Makalah Study Gender : Kesetaraan Gender Dalam Pendidikan
MAKALAH
STUDY GENDER
Kesetaraan
Gender dalam Pendidikan di Indonesia
Dosen
Pengampu: Nur Hidayah, M.Si
Disusun Oleh :
ARIF GUNAWAN 09416241023
PENDIDIKAN
ILMU PENGETAHUAN SOSIAL
FAKULTAS
ILMU SOSIAL DAN EKONOMI
UNIVERSITAS
NEGERI YOGYAKARTA
2011
Kata Pengantar
Puji Syukur kehadirat Tuhan Yang Maha Esa yang telah
memberikan rahmat, taufik serta hidayah-Nya kepada kami, sehingga kami dapat
menyelesaikan makalah pada mata kuliah Studi Gender yang diampu Nur Hidayah, M.Si oleh Tema
yang kami bahas dalam makalah ini adalah tentang kesetaraan
gender dalam pendidikan.
Makalah ini dibuat dengan maksud mendidik dan melatih
siswa agar lebih kritis, terdidik, mealtih untuk bekerja sama dan lebih memahami dalamkesetaraan gender. Selain itu dengan membuat makalah ini diharapkan
mahasiswa dapat meningkatkan kemampuan dalam pembelajaran mata kuliah
studi gender, dengan kegiatan
pembuatan makalah seperti ini diharapkan mahasiswa dapat aktif dalam belajar,
juga membaca.
Semoga makalah yang kami buat ini dapat bermangfaat dan
berguna, khususnya bagi kami penulis.

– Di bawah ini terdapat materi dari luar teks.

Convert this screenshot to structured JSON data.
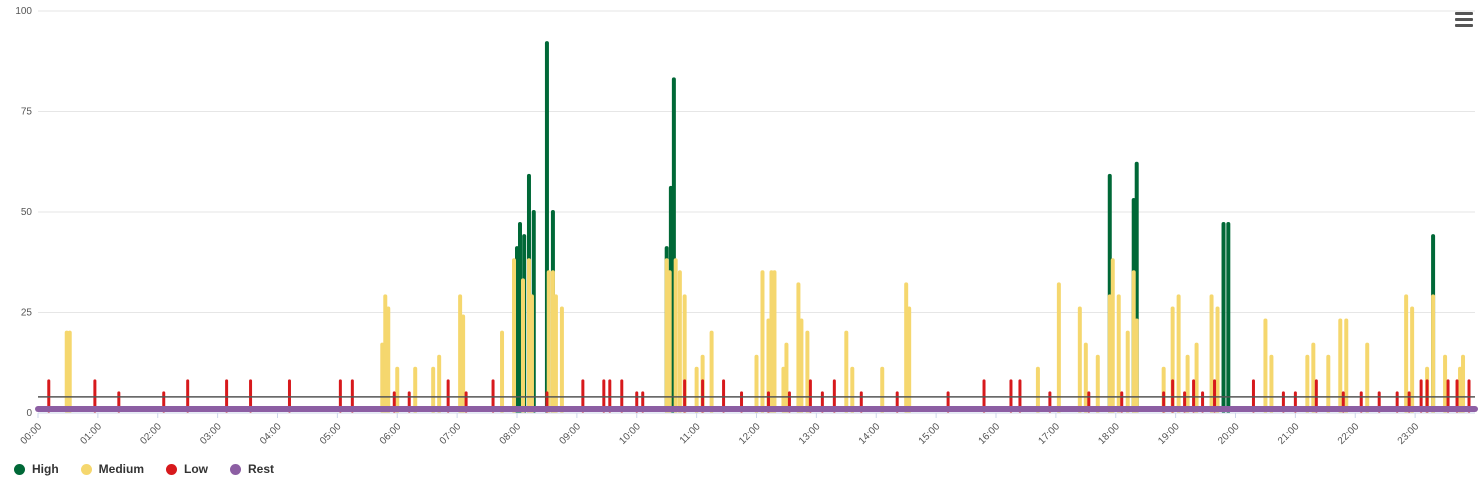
{
  "chart_data": {
    "type": "line",
    "title": "",
    "xlabel": "",
    "ylabel": "",
    "ylim": [
      0,
      100
    ],
    "xlim": [
      0,
      24
    ],
    "yticks": [
      "0",
      "25",
      "50",
      "75",
      "100"
    ],
    "xticks": [
      "00:00",
      "01:00",
      "02:00",
      "03:00",
      "04:00",
      "05:00",
      "06:00",
      "07:00",
      "08:00",
      "09:00",
      "10:00",
      "11:00",
      "12:00",
      "13:00",
      "14:00",
      "15:00",
      "16:00",
      "17:00",
      "18:00",
      "19:00",
      "20:00",
      "21:00",
      "22:00",
      "23:00"
    ],
    "threshold": 4,
    "grid": true,
    "legend_position": "bottom-left",
    "series": [
      {
        "name": "High",
        "color": "#006837",
        "peaks": [
          [
            8.0,
            41
          ],
          [
            8.05,
            47
          ],
          [
            8.12,
            44
          ],
          [
            8.2,
            59
          ],
          [
            8.28,
            50
          ],
          [
            8.5,
            92
          ],
          [
            8.6,
            50
          ],
          [
            10.5,
            41
          ],
          [
            10.57,
            56
          ],
          [
            10.62,
            83
          ],
          [
            17.9,
            59
          ],
          [
            18.3,
            53
          ],
          [
            18.35,
            62
          ],
          [
            19.8,
            47
          ],
          [
            19.88,
            47
          ],
          [
            23.3,
            44
          ]
        ]
      },
      {
        "name": "Medium",
        "color": "#f5d76e",
        "peaks": [
          [
            0.48,
            20
          ],
          [
            0.53,
            20
          ],
          [
            5.75,
            17
          ],
          [
            5.8,
            29
          ],
          [
            5.85,
            26
          ],
          [
            6.0,
            11
          ],
          [
            6.3,
            11
          ],
          [
            6.6,
            11
          ],
          [
            6.7,
            14
          ],
          [
            7.05,
            29
          ],
          [
            7.1,
            24
          ],
          [
            7.75,
            20
          ],
          [
            7.95,
            38
          ],
          [
            8.1,
            33
          ],
          [
            8.2,
            38
          ],
          [
            8.25,
            29
          ],
          [
            8.53,
            35
          ],
          [
            8.6,
            35
          ],
          [
            8.65,
            29
          ],
          [
            8.75,
            26
          ],
          [
            10.5,
            38
          ],
          [
            10.55,
            35
          ],
          [
            10.65,
            38
          ],
          [
            10.72,
            35
          ],
          [
            10.8,
            29
          ],
          [
            11.0,
            11
          ],
          [
            11.1,
            14
          ],
          [
            11.25,
            20
          ],
          [
            12.0,
            14
          ],
          [
            12.1,
            35
          ],
          [
            12.2,
            23
          ],
          [
            12.25,
            35
          ],
          [
            12.3,
            35
          ],
          [
            12.45,
            11
          ],
          [
            12.5,
            17
          ],
          [
            12.7,
            32
          ],
          [
            12.75,
            23
          ],
          [
            12.85,
            20
          ],
          [
            13.5,
            20
          ],
          [
            13.6,
            11
          ],
          [
            14.1,
            11
          ],
          [
            14.5,
            32
          ],
          [
            14.55,
            26
          ],
          [
            16.7,
            11
          ],
          [
            17.05,
            32
          ],
          [
            17.4,
            26
          ],
          [
            17.5,
            17
          ],
          [
            17.7,
            14
          ],
          [
            17.9,
            29
          ],
          [
            17.95,
            38
          ],
          [
            18.05,
            29
          ],
          [
            18.2,
            20
          ],
          [
            18.3,
            35
          ],
          [
            18.35,
            23
          ],
          [
            18.8,
            11
          ],
          [
            18.95,
            26
          ],
          [
            19.05,
            29
          ],
          [
            19.2,
            14
          ],
          [
            19.35,
            17
          ],
          [
            19.6,
            29
          ],
          [
            19.7,
            26
          ],
          [
            20.5,
            23
          ],
          [
            20.6,
            14
          ],
          [
            21.2,
            14
          ],
          [
            21.3,
            17
          ],
          [
            21.55,
            14
          ],
          [
            21.75,
            23
          ],
          [
            21.85,
            23
          ],
          [
            22.2,
            17
          ],
          [
            22.85,
            29
          ],
          [
            22.95,
            26
          ],
          [
            23.2,
            11
          ],
          [
            23.3,
            29
          ],
          [
            23.5,
            14
          ],
          [
            23.75,
            11
          ],
          [
            23.8,
            14
          ]
        ]
      },
      {
        "name": "Low",
        "color": "#d7191c",
        "peaks": [
          [
            0.18,
            8
          ],
          [
            0.95,
            8
          ],
          [
            1.35,
            5
          ],
          [
            2.1,
            5
          ],
          [
            2.5,
            8
          ],
          [
            3.15,
            8
          ],
          [
            3.55,
            8
          ],
          [
            4.2,
            8
          ],
          [
            5.05,
            8
          ],
          [
            5.25,
            8
          ],
          [
            5.95,
            5
          ],
          [
            6.2,
            5
          ],
          [
            6.85,
            8
          ],
          [
            7.15,
            5
          ],
          [
            7.6,
            8
          ],
          [
            8.5,
            5
          ],
          [
            9.1,
            8
          ],
          [
            9.45,
            8
          ],
          [
            9.55,
            8
          ],
          [
            9.75,
            8
          ],
          [
            10.0,
            5
          ],
          [
            10.1,
            5
          ],
          [
            10.8,
            8
          ],
          [
            11.1,
            8
          ],
          [
            11.45,
            8
          ],
          [
            11.75,
            5
          ],
          [
            12.2,
            5
          ],
          [
            12.55,
            5
          ],
          [
            12.9,
            8
          ],
          [
            13.1,
            5
          ],
          [
            13.3,
            8
          ],
          [
            13.75,
            5
          ],
          [
            14.35,
            5
          ],
          [
            15.2,
            5
          ],
          [
            15.8,
            8
          ],
          [
            16.25,
            8
          ],
          [
            16.4,
            8
          ],
          [
            16.9,
            5
          ],
          [
            17.55,
            5
          ],
          [
            18.1,
            5
          ],
          [
            18.8,
            5
          ],
          [
            18.95,
            8
          ],
          [
            19.15,
            5
          ],
          [
            19.3,
            8
          ],
          [
            19.45,
            5
          ],
          [
            19.65,
            8
          ],
          [
            20.3,
            8
          ],
          [
            20.8,
            5
          ],
          [
            21.0,
            5
          ],
          [
            21.35,
            8
          ],
          [
            21.8,
            5
          ],
          [
            22.1,
            5
          ],
          [
            22.4,
            5
          ],
          [
            22.7,
            5
          ],
          [
            22.9,
            5
          ],
          [
            23.1,
            8
          ],
          [
            23.2,
            8
          ],
          [
            23.55,
            8
          ],
          [
            23.7,
            8
          ],
          [
            23.9,
            8
          ]
        ]
      },
      {
        "name": "Rest",
        "color": "#8c5ea3",
        "baseline": 1
      }
    ]
  }
}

Tiada kesempurnaan di dunia ini, dan kami
rasamasih banyak kekurangan dalam pembuatan makalah ini, kami mohon maaf atas
kekurangan dan kesalahan dalam penulisan makalah ini.

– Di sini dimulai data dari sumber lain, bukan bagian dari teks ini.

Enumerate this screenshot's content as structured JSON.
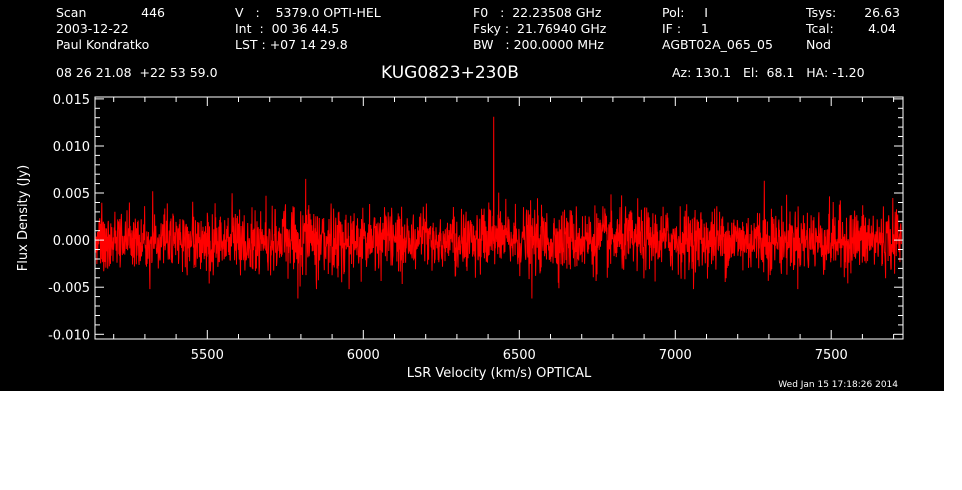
{
  "header": {
    "scan_label": "Scan",
    "scan_value": "446",
    "date": "2003-12-22",
    "observer": "Paul Kondratko",
    "velocity": "V   :    5379.0 OPTI-HEL",
    "int_time": "Int  :  00 36 44.5",
    "lst": "LST : +07 14 29.8",
    "f0": "F0   :  22.23508 GHz",
    "fsky": "Fsky :  21.76940 GHz",
    "bw": "BW   : 200.0000 MHz",
    "pol": "Pol:     I",
    "if": "IF :     1",
    "project": "AGBT02A_065_05",
    "tsys_label": "Tsys:",
    "tsys_value": "26.63",
    "tcal_label": "Tcal:",
    "tcal_value": "4.04",
    "mode": "Nod",
    "coords": "08 26 21.08  +22 53 59.0",
    "source": "KUG0823+230B",
    "az_el_ha": "Az: 130.1   El:  68.1   HA: -1.20",
    "timestamp": "Wed Jan 15 17:18:26 2014"
  },
  "colors": {
    "background": "#000000",
    "axes": "#ffffff",
    "trace": "#ff0000"
  },
  "chart_data": {
    "type": "line",
    "title": "KUG0823+230B",
    "xlabel": "LSR Velocity (km/s) OPTICAL",
    "ylabel": "Flux Density (Jy)",
    "xlim": [
      5140,
      7730
    ],
    "ylim": [
      -0.0105,
      0.0152
    ],
    "x_ticks": [
      5500,
      6000,
      6500,
      7000,
      7500
    ],
    "x_tick_labels": [
      "5500",
      "6000",
      "6500",
      "7000",
      "7500"
    ],
    "y_ticks": [
      -0.01,
      -0.005,
      0.0,
      0.005,
      0.01,
      0.015
    ],
    "y_tick_labels": [
      "-0.010",
      "-0.005",
      "0.000",
      "0.005",
      "0.010",
      "0.015"
    ],
    "series": [
      {
        "x_range": [
          5140,
          7725
        ],
        "noise_rms_jy": 0.0017,
        "features": [
          {
            "x": 6418,
            "y": 0.0131
          },
          {
            "x": 5815,
            "y": 0.0065
          },
          {
            "x": 5790,
            "y": -0.0062
          },
          {
            "x": 6540,
            "y": -0.0062
          },
          {
            "x": 7285,
            "y": 0.0063
          }
        ]
      }
    ],
    "grid": false
  }
}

Yogyakarta, 13 September 2011
Penyusun
BAB I
PENDAHULUAN
A.
Latar Belakang
Dalam sau dekade terakhir ini, upaya penyadaran
gender menjadi perbincangan serius di kalangan aktivitas perempuan,
keluarga-keluarga, wartawan, dunia pendidikan maupun politisi.Perbincangan
dilakukan karena banyaknya
kejadian dalam masyarakat bias gender sehingga merugikan perempuan maupun
masyarakat secara keseluruhan.
Perempuan biasanya
tidak memperoleh kesempatan pendidikan yang memadai.Hal ini bisa kita liat dari banyaknya cerita dalam buku-buku pelajaran
dan bacaan wajib yang menggambarkan peran laki-laki dan perempuan.
Cerita-cerita itu sering menempatkan laki-laki pada peran sentral, sedangkan
perempuan hanya dijadikan sebagai tokoh pelengkap dan tidak jarang keberadaanya
dihilangkan sama sekali.
Di bidang pendidikan,
kaum perempuan masih tertinggal dibandingkan laki-laki. Kondisi ini antara lain
disebabkan adanya pandangan dalam masyarakat yang mengutamakan dan mendahulukan
laki-laki untuk mendapatkan pendidikan daripada perempuan.
Ketertinggalan perempuan dalam bidang pendidikan tercermin dari presentase
perempuan buta huruf (14,54% tahun 2001) lebih besar dibandingkan laki-laki
(6,87%), dengan kecenderungan meningkat selama tahun 1999-2000. Tetapi pada
tahun 2002 terjadi penurunan angka buta huruf yang cukup signifikan.Namun angka
buta huruf perempuan tetap lebih besar dari laki-laki, khususnya perempuan
kepala rumah tangga. Angka buta huruf perempuan pada kelompok 10 tahun ke atas
secara nasional (2002) sebesar 9,29% dengan komposisi laki-laki 5,85% dan
perempuan 12,69% (Sumber: BPS, Statistik Kesejahteraan Rakyat 1999-2002).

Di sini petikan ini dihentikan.